HONEST-CAV: Hierarchical Optimization of Network Signals and Trajectories for Connected and Automated Vehicles with Multi-Agent Reinforcement Learning
Ziyan Zhang, Changxin Wan, Peng Hao, Kanok Boriboonsomsin, Matthew J. Barth, Yongkang Liu, Seyhan Ucar, Guoyuan Wu
TL;DR
HONEST-CAV addresses the challenge of coordinating network-wide traffic signal control with vehicle-level eco-driving in mixed HV/CAV environments. It introduces a hierarchical framework that combines a CTDE MASAC-based MARL for cycle-based TSC with SPaT prediction and an imitation-learning-based MLTPA for real-time Eco-Approach and Departure, enabling coordinated and energy-efficient operation. Key contributions include a scalable, asynchronous training scheme with VDN-based global reward, a robust SPaT predictor blending policy and historical data, and an IL-based trajectory planner that reduces computation while maintaining near-optimal energy performance; results show significant improvements in average speed, energy consumption, and idling time, especially as CAV penetration increases.
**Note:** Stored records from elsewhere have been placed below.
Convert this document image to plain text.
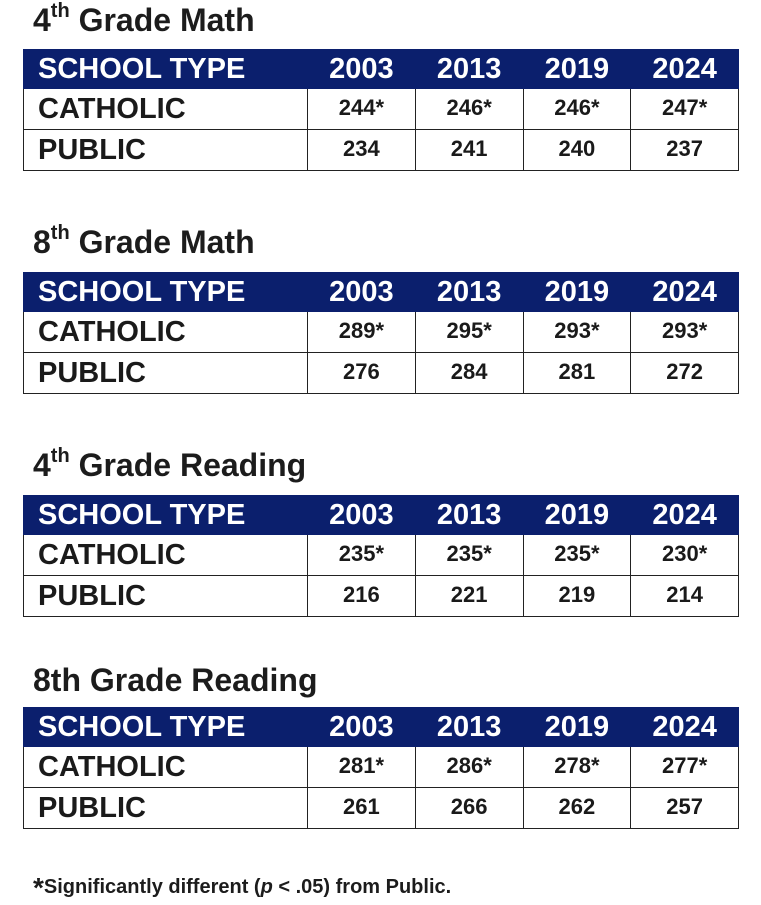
4th Grade Math
SCHOOL TYPE	2003	2013	2019	2024
CATHOLIC	244*	246*	246*	247*
PUBLIC	234	241	240	237
8th Grade Math
SCHOOL TYPE	2003	2013	2019	2024
CATHOLIC	289*	295*	293*	293*
PUBLIC	276	284	281	272
4th Grade Reading
SCHOOL TYPE	2003	2013	2019	2024
CATHOLIC	235*	235*	235*	230*
PUBLIC	216	221	219	214
8th Grade Reading
SCHOOL TYPE	2003	2013	2019	2024
CATHOLIC	281*	286*	278*	277*
PUBLIC	261	266	262	257
*Significantly different (p < .05) from Public.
The work demonstrates strong potential for real-time deployment in large urban networks and indicates further gains with electrification and zone-level extensions.
Abstract
This study presents a hierarchical, network-level traffic flow control framework for mixed traffic consisting of Human-driven Vehicles (HVs), Connected and Automated Vehicles (CAVs). The framework jointly optimizes vehicle-level eco-driving behaviors and intersection-level traffic signal control to enhance overall network efficiency and decrease energy consumption. A decentralized Multi-Agent Reinforcement Learning (MARL) approach by Value Decomposition Network (VDN) manages cycle-based traffic signal control (TSC) at intersections, while an innovative Signal Phase and Timing (SPaT) prediction method integrates a Machine Learning-based Trajectory Planning Algorithm (MLTPA) to guide CAVs in executing Eco-Approach and Departure (EAD) maneuvers. The framework is evaluated across varying CAV proportions and powertrain types to assess its effects on mobility and energy performance. Experimental results conducted in a 4*4 real-world network demonstrate that the MARL-based TSC method outperforms the baseline model (i.e., Webster method) in speed, fuel consumption, and idling time. In addition, with MLTPA, HONEST-CAV benefits the traffic system further in energy consumption and idling time. With a 60% CAV proportion, vehicle average speed, fuel consumption, and idling time can be improved/saved by 7.67%, 10.23%, and 45.83% compared with the baseline. Furthermore, discussions on CAV proportions and powertrain types are conducted to quantify the performance of the proposed method with the impact of automation and electrification.